Indigenous people, especially children, who get their protein mostly from fish in the Amazon are the most affected by mercury contamination from rampant informal gold mining in Peru, a study shows.
The new research by the Carnegie Institution for Science released Monday found mercury levels above acceptable limits in 76.5 percent of people in the Madre de Dios region, both rural and urban populations.
"Most of the communities that had the highest concentrations of mercury were native communities," said Luis E. Fernandez, the project director.
Based on hair samples, the people in those communities showed mercury levels more than five times the maximum acceptable and 2.3 times greater than those in non-indigenous communities, he said.
Children are at far greater risk than adults from poisoning by mercury, a potent neurotoxin that can cause brain and central nervous system damage.
"They are 10 times more sensitive to the effects of mercury," Fernandez said in a phone interview after presenting the findings to Peru's Environment Ministry.
The study by the Stanford, California-based institution examined a rainforest region of great biodiversity that includes natives living in voluntary isolation and where Peru's government has struggled in vain to control informal mining.
Researchers sampled hair from 1,029 people in 24 communities beginning last year. A quarter of the subjects work in the region's wildcat alluvial gold mining industry, where an estimated 35 metric tons a year of mercury is used to bind together gold flecks. The mercury is then burned off and enters the environment.

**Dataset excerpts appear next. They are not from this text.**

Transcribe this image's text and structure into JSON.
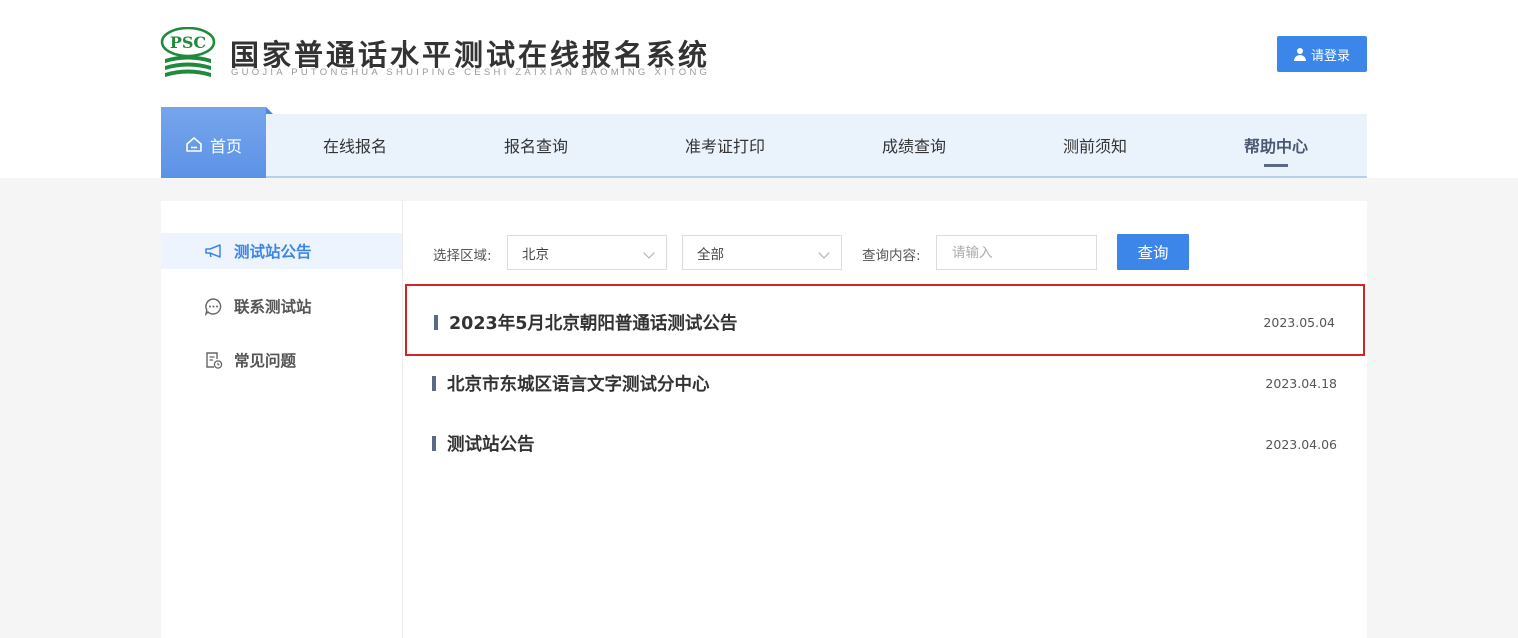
{
  "header": {
    "logo_text": "PSC",
    "title": "国家普通话水平测试在线报名系统",
    "subtitle": "GUOJIA PUTONGHUA SHUIPING CESHI ZAIXIAN BAOMING XITONG",
    "login_label": "请登录",
    "brand_green": "#1f8a3c"
  },
  "nav": {
    "items": [
      {
        "label": "首页"
      },
      {
        "label": "在线报名"
      },
      {
        "label": "报名查询"
      },
      {
        "label": "准考证打印"
      },
      {
        "label": "成绩查询"
      },
      {
        "label": "测前须知"
      },
      {
        "label": "帮助中心"
      }
    ],
    "active": "帮助中心"
  },
  "sidebar": {
    "items": [
      {
        "label": "测试站公告",
        "icon": "megaphone-icon",
        "active": true
      },
      {
        "label": "联系测试站",
        "icon": "chat-bubble-icon",
        "active": false
      },
      {
        "label": "常见问题",
        "icon": "document-clock-icon",
        "active": false
      }
    ]
  },
  "filters": {
    "region_label": "选择区域:",
    "region_value": "北京",
    "district_value": "全部",
    "query_label": "查询内容:",
    "query_placeholder": "请输入",
    "query_button": "查询"
  },
  "announcements": [
    {
      "title": "2023年5月北京朝阳普通话测试公告",
      "date": "2023.05.04",
      "highlighted": true
    },
    {
      "title": "北京市东城区语言文字测试分中心",
      "date": "2023.04.18",
      "highlighted": false
    },
    {
      "title": "测试站公告",
      "date": "2023.04.06",
      "highlighted": false
    }
  ],
  "colors": {
    "accent": "#3b86e8",
    "nav_bg": "#eaf2fc",
    "highlight_border": "#d32525"
  }
}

Fernandez said the explanation for greater mercury contamination among indigenous populations is their consumption of fish. His group's study of fish in the region found 60 percent of species contained unacceptable levels of mercury.
Peruvian authorities recently extended until August 2014 a deadline that was to have expired this month for the estimated 40,000 miners in the region to formalize their claims or leave.
Official efforts until now to halt illegal mining have been stymied by violent protests.